Amazon's skyrocketing growth has mostly been on the consumer side with little improvement in the B2B space, according to Chris Hodson, an analyst with Cleveland Research Co., who delivered the keynote address at United Stationers' Emerge Core Live event for suppliers and customers last month in Nashville, TN.
"We've heard the B2B traction has been pretty limited," Hodson said, adding that this is happening because Amazon is still "not thought of as a B2B company," and it has no field sales reps and very little marketing.
Hodson said Amazon is undergoing "significant change" in its approach as it moves away from lower margin categories, like consumer electronics and media, and shifts its focus toward selling goods via the third-party community, where it sees much higher margins.

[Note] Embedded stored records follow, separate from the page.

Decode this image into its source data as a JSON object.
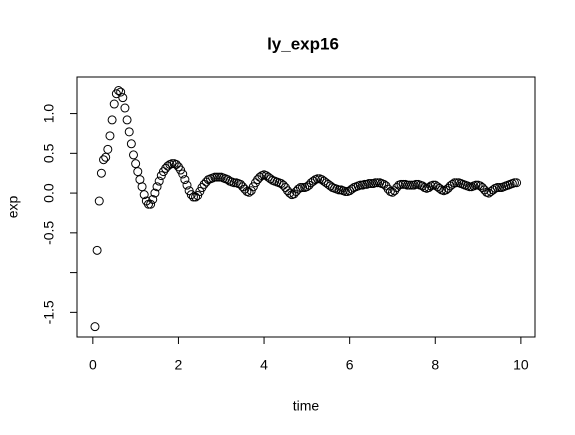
{
  "chart_data": {
    "type": "scatter",
    "title": "ly_exp16",
    "xlabel": "time",
    "ylabel": "exp",
    "xlim": [
      -0.37,
      10.33
    ],
    "ylim": [
      -1.81,
      1.46
    ],
    "xticks": [
      0,
      2,
      4,
      6,
      8,
      10
    ],
    "yticks": [
      -1.5,
      {
        "value": -1
      },
      -0.5,
      {
        "value": 0,
        "label": "0.0"
      },
      0.5,
      {
        "value": 1,
        "label": "1.0"
      }
    ],
    "color": "#000000",
    "x": [
      0.05,
      0.1,
      0.15,
      0.2,
      0.25,
      0.3,
      0.35,
      0.4,
      0.45,
      0.5,
      0.55,
      0.6,
      0.65,
      0.7,
      0.75,
      0.8,
      0.85,
      0.9,
      0.95,
      1.0,
      1.05,
      1.1,
      1.15,
      1.2,
      1.25,
      1.3,
      1.35,
      1.4,
      1.45,
      1.5,
      1.55,
      1.6,
      1.65,
      1.7,
      1.75,
      1.8,
      1.85,
      1.9,
      1.95,
      2.0,
      2.05,
      2.1,
      2.15,
      2.2,
      2.25,
      2.3,
      2.35,
      2.4,
      2.45,
      2.5,
      2.55,
      2.6,
      2.65,
      2.7,
      2.75,
      2.8,
      2.85,
      2.9,
      2.95,
      3.0,
      3.05,
      3.1,
      3.15,
      3.2,
      3.25,
      3.3,
      3.35,
      3.4,
      3.45,
      3.5,
      3.55,
      3.6,
      3.65,
      3.7,
      3.75,
      3.8,
      3.85,
      3.9,
      3.95,
      4.0,
      4.05,
      4.1,
      4.15,
      4.2,
      4.25,
      4.3,
      4.35,
      4.4,
      4.45,
      4.5,
      4.55,
      4.6,
      4.65,
      4.7,
      4.75,
      4.8,
      4.85,
      4.9,
      4.95,
      5.0,
      5.05,
      5.1,
      5.15,
      5.2,
      5.25,
      5.3,
      5.35,
      5.4,
      5.45,
      5.5,
      5.55,
      5.6,
      5.65,
      5.7,
      5.75,
      5.8,
      5.85,
      5.9,
      5.95,
      6.0,
      6.05,
      6.1,
      6.15,
      6.2,
      6.25,
      6.3,
      6.35,
      6.4,
      6.45,
      6.5,
      6.55,
      6.6,
      6.65,
      6.7,
      6.75,
      6.8,
      6.85,
      6.9,
      6.95,
      7.0,
      7.05,
      7.1,
      7.15,
      7.2,
      7.25,
      7.3,
      7.35,
      7.4,
      7.45,
      7.5,
      7.55,
      7.6,
      7.65,
      7.7,
      7.75,
      7.8,
      7.85,
      7.9,
      7.95,
      8.0,
      8.05,
      8.1,
      8.15,
      8.2,
      8.25,
      8.3,
      8.35,
      8.4,
      8.45,
      8.5,
      8.55,
      8.6,
      8.65,
      8.7,
      8.75,
      8.8,
      8.85,
      8.9,
      8.95,
      9.0,
      9.05,
      9.1,
      9.15,
      9.2,
      9.25,
      9.3,
      9.35,
      9.4,
      9.45,
      9.5,
      9.55,
      9.6,
      9.65,
      9.7,
      9.75,
      9.8,
      9.85,
      9.9
    ],
    "values": [
      -1.68,
      -0.72,
      -0.1,
      0.25,
      0.42,
      0.45,
      0.55,
      0.72,
      0.92,
      1.12,
      1.25,
      1.29,
      1.27,
      1.2,
      1.07,
      0.92,
      0.77,
      0.62,
      0.48,
      0.37,
      0.27,
      0.17,
      0.08,
      -0.02,
      -0.1,
      -0.14,
      -0.14,
      -0.08,
      0.0,
      0.08,
      0.15,
      0.22,
      0.27,
      0.31,
      0.34,
      0.36,
      0.37,
      0.37,
      0.36,
      0.33,
      0.29,
      0.24,
      0.17,
      0.1,
      0.03,
      -0.02,
      -0.05,
      -0.05,
      -0.03,
      0.02,
      0.07,
      0.11,
      0.14,
      0.17,
      0.18,
      0.19,
      0.2,
      0.2,
      0.2,
      0.2,
      0.19,
      0.18,
      0.17,
      0.15,
      0.14,
      0.13,
      0.13,
      0.12,
      0.11,
      0.08,
      0.05,
      0.02,
      0.01,
      0.03,
      0.08,
      0.13,
      0.17,
      0.2,
      0.22,
      0.23,
      0.22,
      0.2,
      0.18,
      0.16,
      0.15,
      0.14,
      0.13,
      0.12,
      0.1,
      0.07,
      0.03,
      0.0,
      -0.02,
      -0.01,
      0.02,
      0.05,
      0.07,
      0.07,
      0.07,
      0.08,
      0.1,
      0.13,
      0.15,
      0.17,
      0.18,
      0.18,
      0.17,
      0.15,
      0.13,
      0.11,
      0.09,
      0.07,
      0.06,
      0.05,
      0.04,
      0.04,
      0.03,
      0.02,
      0.02,
      0.03,
      0.05,
      0.07,
      0.08,
      0.09,
      0.1,
      0.1,
      0.11,
      0.11,
      0.12,
      0.12,
      0.12,
      0.13,
      0.13,
      0.13,
      0.12,
      0.11,
      0.09,
      0.05,
      0.02,
      0.01,
      0.03,
      0.07,
      0.1,
      0.11,
      0.11,
      0.11,
      0.1,
      0.1,
      0.1,
      0.1,
      0.11,
      0.11,
      0.1,
      0.09,
      0.07,
      0.06,
      0.07,
      0.09,
      0.1,
      0.1,
      0.08,
      0.06,
      0.04,
      0.03,
      0.04,
      0.06,
      0.09,
      0.11,
      0.13,
      0.13,
      0.13,
      0.12,
      0.11,
      0.1,
      0.09,
      0.08,
      0.08,
      0.09,
      0.1,
      0.1,
      0.09,
      0.07,
      0.04,
      0.01,
      0.0,
      0.02,
      0.04,
      0.06,
      0.07,
      0.07,
      0.07,
      0.08,
      0.09,
      0.1,
      0.11,
      0.12,
      0.13,
      0.13
    ]
  }
}
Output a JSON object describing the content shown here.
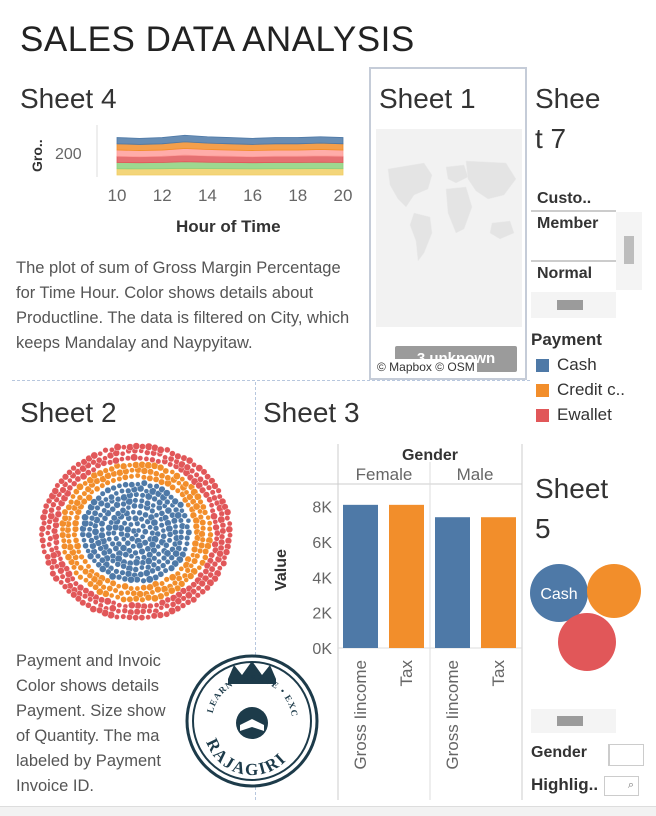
{
  "dashboard": {
    "title": "SALES DATA ANALYSIS"
  },
  "sheet4": {
    "title": "Sheet 4",
    "y_axis_label": "Gro..",
    "y_tick": "200",
    "x_ticks": [
      "10",
      "12",
      "14",
      "16",
      "18",
      "20"
    ],
    "x_axis_label": "Hour of Time",
    "caption": "The plot of sum of Gross Margin Percentage for Time Hour.  Color shows details about Productline. The data is filtered on City, which keeps Mandalay and Naypyitaw.",
    "colors": [
      "#f1ce63",
      "#8cd17d",
      "#e15759",
      "#ff9d9a",
      "#f28e2b",
      "#4e79a7"
    ]
  },
  "sheet1": {
    "title": "Sheet 1",
    "badge": "3 unknown",
    "attribution": "© Mapbox © OSM"
  },
  "sheet7": {
    "title_line1": "Shee",
    "title_line2": "t 7",
    "column_header": "Custo..",
    "rows": [
      "Member",
      "Normal"
    ]
  },
  "payment_legend": {
    "title": "Payment",
    "items": [
      {
        "label": "Cash",
        "color": "#4e79a7"
      },
      {
        "label": "Credit c..",
        "color": "#f28e2b"
      },
      {
        "label": "Ewallet",
        "color": "#e15759"
      }
    ]
  },
  "sheet2": {
    "title": "Sheet 2",
    "caption_lines": [
      "Payment and Invoic",
      "Color shows details",
      "Payment.  Size show",
      "of Quantity.  The ma",
      "labeled by Payment",
      "Invoice ID."
    ]
  },
  "sheet3": {
    "title": "Sheet 3",
    "column_group": "Gender",
    "y_axis_label": "Value"
  },
  "sheet5": {
    "title_line1": "Sheet",
    "title_line2": "5",
    "bubble_label": "Cash"
  },
  "filters": {
    "gender_label": "Gender",
    "highlight_label": "Highlig.."
  },
  "logo": {
    "arc_text": "LEARN • SERVE • EXCEL",
    "name": "RAJAGIRI"
  },
  "chart_data": [
    {
      "type": "area",
      "title": "Sheet 4",
      "xlabel": "Hour of Time",
      "ylabel": "Gro..",
      "x": [
        10,
        11,
        12,
        13,
        14,
        15,
        16,
        17,
        18,
        19,
        20
      ],
      "xlim": [
        10,
        20
      ],
      "series": [
        {
          "values": [
            48,
            47,
            48,
            51,
            49,
            48,
            47,
            48,
            48,
            49,
            48
          ]
        },
        {
          "values": [
            48,
            47,
            48,
            51,
            49,
            48,
            47,
            48,
            48,
            49,
            48
          ]
        },
        {
          "values": [
            48,
            47,
            48,
            51,
            49,
            48,
            47,
            48,
            48,
            49,
            48
          ]
        },
        {
          "values": [
            48,
            47,
            48,
            51,
            49,
            48,
            47,
            48,
            48,
            49,
            48
          ]
        },
        {
          "values": [
            48,
            47,
            48,
            51,
            49,
            48,
            47,
            48,
            48,
            49,
            48
          ]
        },
        {
          "values": [
            48,
            47,
            48,
            51,
            49,
            48,
            47,
            48,
            48,
            49,
            48
          ]
        }
      ],
      "y_ticks": [
        200
      ],
      "legend": "none"
    },
    {
      "type": "bar",
      "title": "Sheet 3",
      "ylabel": "Value",
      "column_groups": [
        {
          "name": "Female",
          "categories": [
            "Gross Iincome",
            "Tax"
          ],
          "values": [
            8100,
            8100
          ]
        },
        {
          "name": "Male",
          "categories": [
            "Gross Iincome",
            "Tax"
          ],
          "values": [
            7400,
            7400
          ]
        }
      ],
      "bar_colors": [
        "#4e79a7",
        "#f28e2b"
      ],
      "ylim": [
        0,
        8600
      ],
      "y_ticks": [
        0,
        2000,
        4000,
        6000,
        8000
      ],
      "y_tick_labels": [
        "0K",
        "2K",
        "4K",
        "6K",
        "8K"
      ]
    },
    {
      "type": "scatter",
      "title": "Sheet 2",
      "series": [
        {
          "name": "Cash",
          "color": "#4e79a7"
        },
        {
          "name": "Credit c..",
          "color": "#f28e2b"
        },
        {
          "name": "Ewallet",
          "color": "#e15759"
        }
      ]
    }
  ]
}
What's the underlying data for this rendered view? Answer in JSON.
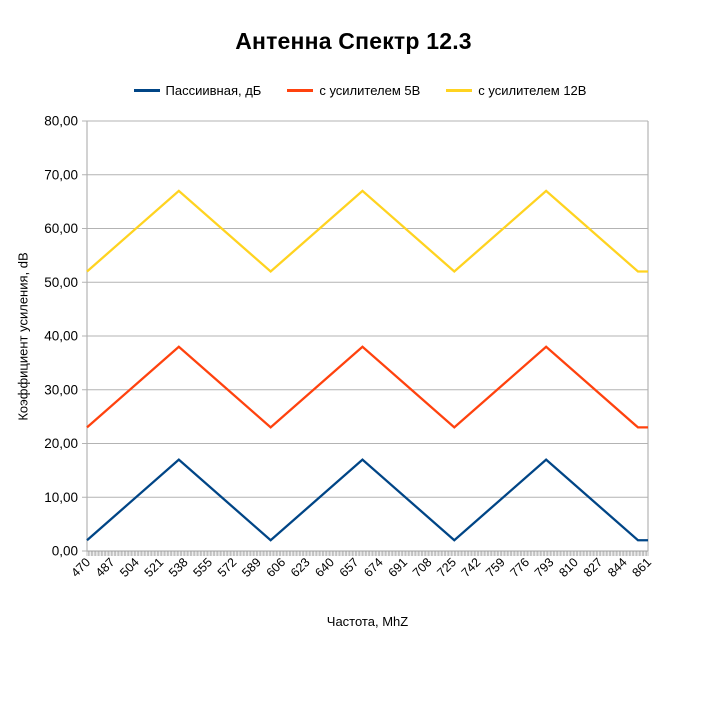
{
  "title": "Антенна Спектр 12.3",
  "chart_data": {
    "type": "line",
    "title": "Антенна Спектр 12.3",
    "xlabel": "Частота, MhZ",
    "ylabel": "Коэффициент усиления, dB",
    "x_min": 470,
    "x_max": 861,
    "ylim": [
      0,
      80
    ],
    "grid": "horizontal",
    "legend_position": "top",
    "x_label_rotation_deg": -45,
    "x_minor_tick_step": 1,
    "x_tick_labels": [
      "470",
      "487",
      "504",
      "521",
      "538",
      "555",
      "572",
      "589",
      "606",
      "623",
      "640",
      "657",
      "674",
      "691",
      "708",
      "725",
      "742",
      "759",
      "776",
      "793",
      "810",
      "827",
      "844",
      "861"
    ],
    "y_tick_labels": [
      "0,00",
      "10,00",
      "20,00",
      "30,00",
      "40,00",
      "50,00",
      "60,00",
      "70,00",
      "80,00"
    ],
    "grid_color": "#b3b3b3",
    "series": [
      {
        "name": "Пассиивная, дБ",
        "color": "#004586",
        "shape": "triangle-wave",
        "points": [
          [
            470,
            2
          ],
          [
            534,
            17
          ],
          [
            598,
            2
          ],
          [
            662,
            17
          ],
          [
            726,
            2
          ],
          [
            790,
            17
          ],
          [
            854,
            2
          ],
          [
            861,
            2
          ]
        ]
      },
      {
        "name": "с усилителем 5В",
        "color": "#ff420e",
        "shape": "triangle-wave",
        "points": [
          [
            470,
            23
          ],
          [
            534,
            38
          ],
          [
            598,
            23
          ],
          [
            662,
            38
          ],
          [
            726,
            23
          ],
          [
            790,
            38
          ],
          [
            854,
            23
          ],
          [
            861,
            23
          ]
        ]
      },
      {
        "name": "с усилителем 12В",
        "color": "#ffd320",
        "shape": "triangle-wave",
        "points": [
          [
            470,
            52
          ],
          [
            534,
            67
          ],
          [
            598,
            52
          ],
          [
            662,
            67
          ],
          [
            726,
            52
          ],
          [
            790,
            67
          ],
          [
            854,
            52
          ],
          [
            861,
            52
          ]
        ]
      }
    ]
  }
}
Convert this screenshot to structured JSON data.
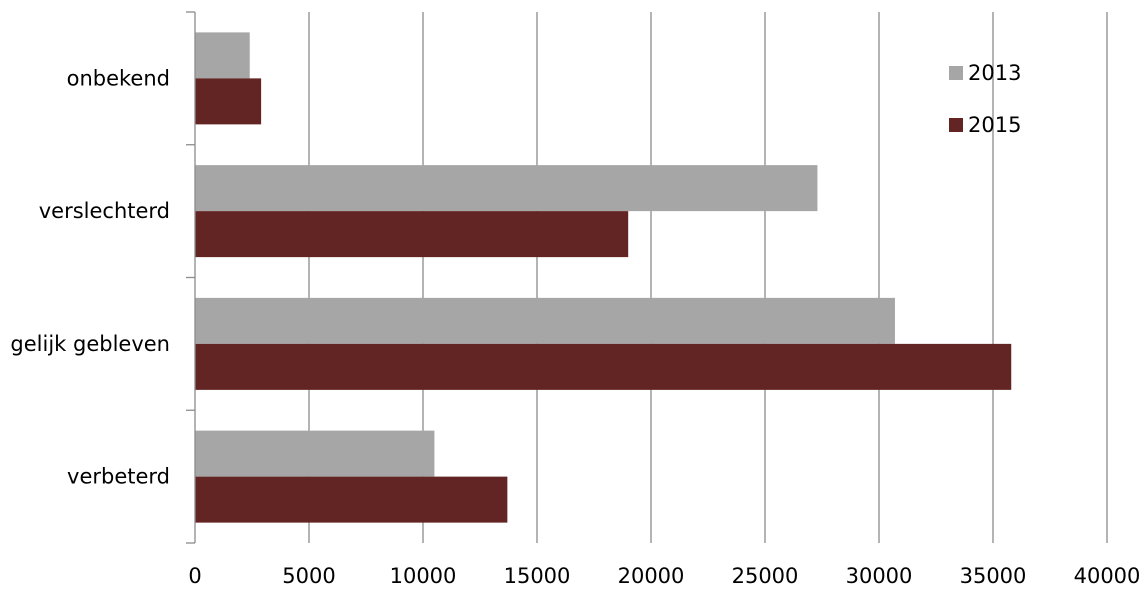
{
  "chart_data": {
    "type": "bar",
    "orientation": "horizontal",
    "categories": [
      "verbeterd",
      "gelijk gebleven",
      "verslechterd",
      "onbekend"
    ],
    "series": [
      {
        "name": "2013",
        "color": "#a6a6a6",
        "values": [
          10500,
          30700,
          27300,
          2400
        ]
      },
      {
        "name": "2015",
        "color": "#632523",
        "values": [
          13700,
          35800,
          19000,
          2900
        ]
      }
    ],
    "xlim": [
      0,
      40000
    ],
    "xticks": [
      0,
      5000,
      10000,
      15000,
      20000,
      25000,
      30000,
      35000,
      40000
    ],
    "grid": "vertical",
    "legend": "top-right",
    "title": "",
    "xlabel": "",
    "ylabel": ""
  }
}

"For the first time we're seeing a little more profitability focus," Hodson said.
More importantly for distributors, Hodson said, the sun is setting on AmazonSupply as it's currently structured, and that the company will "be closing to the AmazonSupply portal and folding it under Amazon," Hodson said. "The dirty little secret on AmazonSupply in the U.S. is they weren't selling anything. That's out."
Hodson said in the next few years Amazon will refine its existing B2B platform into Amazon for Business, which the company calls a "one-stop destination for hundreds of millions of products," where you can "purchase all the supplies you need to run your business, including office, IT, MRO, tools, industrial, scientific, food & beverage, and more!"